Not long after Joey’s telephone conversation with Marilyn, the dean of students at Yale contacted Joe DiMaggio to report that his son had more or less dropped out of school. They didn’t want to expel him, but unless he began attending classes again, they would have little choice. “Treat my son as you would any other student,” DiMaggio responded. At the end of the first semester, Joe DiMaggio Jr. received a letter expelling him from the university. “Marilyn seemed more disappointed about it than my father,” said Joey. “I figured at least I’m saving him some money!”
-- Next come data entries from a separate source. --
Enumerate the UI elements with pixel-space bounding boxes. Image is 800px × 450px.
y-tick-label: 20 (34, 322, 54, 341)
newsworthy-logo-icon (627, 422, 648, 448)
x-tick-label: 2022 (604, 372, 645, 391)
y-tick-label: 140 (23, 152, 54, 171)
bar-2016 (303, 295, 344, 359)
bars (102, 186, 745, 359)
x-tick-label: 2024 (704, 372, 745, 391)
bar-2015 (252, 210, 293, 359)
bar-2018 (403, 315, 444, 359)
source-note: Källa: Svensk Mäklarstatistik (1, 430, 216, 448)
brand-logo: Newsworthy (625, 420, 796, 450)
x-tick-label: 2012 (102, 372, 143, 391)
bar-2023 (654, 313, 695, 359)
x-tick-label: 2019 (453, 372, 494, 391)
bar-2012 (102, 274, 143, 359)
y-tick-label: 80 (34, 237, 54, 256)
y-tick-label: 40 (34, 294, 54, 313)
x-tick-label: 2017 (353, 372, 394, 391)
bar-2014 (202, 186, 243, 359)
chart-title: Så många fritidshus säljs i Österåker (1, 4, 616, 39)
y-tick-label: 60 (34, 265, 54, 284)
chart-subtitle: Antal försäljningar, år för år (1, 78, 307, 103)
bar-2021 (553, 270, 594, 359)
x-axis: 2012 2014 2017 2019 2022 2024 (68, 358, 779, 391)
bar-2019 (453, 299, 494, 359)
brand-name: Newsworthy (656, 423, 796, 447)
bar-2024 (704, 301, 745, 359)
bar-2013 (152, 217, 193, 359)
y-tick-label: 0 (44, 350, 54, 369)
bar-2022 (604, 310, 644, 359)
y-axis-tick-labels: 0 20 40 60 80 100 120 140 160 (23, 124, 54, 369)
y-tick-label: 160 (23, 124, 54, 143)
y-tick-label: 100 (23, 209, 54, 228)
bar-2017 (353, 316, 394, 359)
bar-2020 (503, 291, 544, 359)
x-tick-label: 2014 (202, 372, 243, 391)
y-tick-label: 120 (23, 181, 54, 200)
Joe DiMaggio spent Christmas of that year in San Francisco but sent Marilyn a huge basket of poinsettia. He flew to New York to
celebrate New Year’s with Marilyn. Joining them for dinner, Lena Pepitone prepared a meal of spaghetti with sausage followed by a roast chicken. At midnight, Joe gallantly kissed both ladies. Marilyn wouldn’t allow Lena to clean up. She sent her home by taxi with a $200 tip. The next morning, Lena served the two lovers breakfast. They held hands across the table and called each other “Darling.” Marilyn wore a white terry cloth robe; Joe wore a white dress shirt and tie.
On January 19, 1961, Marilyn Monroe, accompanied by her latest New York attorney, Aaron Frosch, and Pat Newcomb, a publicist who’d taken the place of Rupert Allan, traveled to Juárez, Mexico, to finalize divorce proceedings against Arthur Miller. The divorce was granted a day later by Judge Miguel Gomez Guerra on uncontested charges of “incompatibility of character.”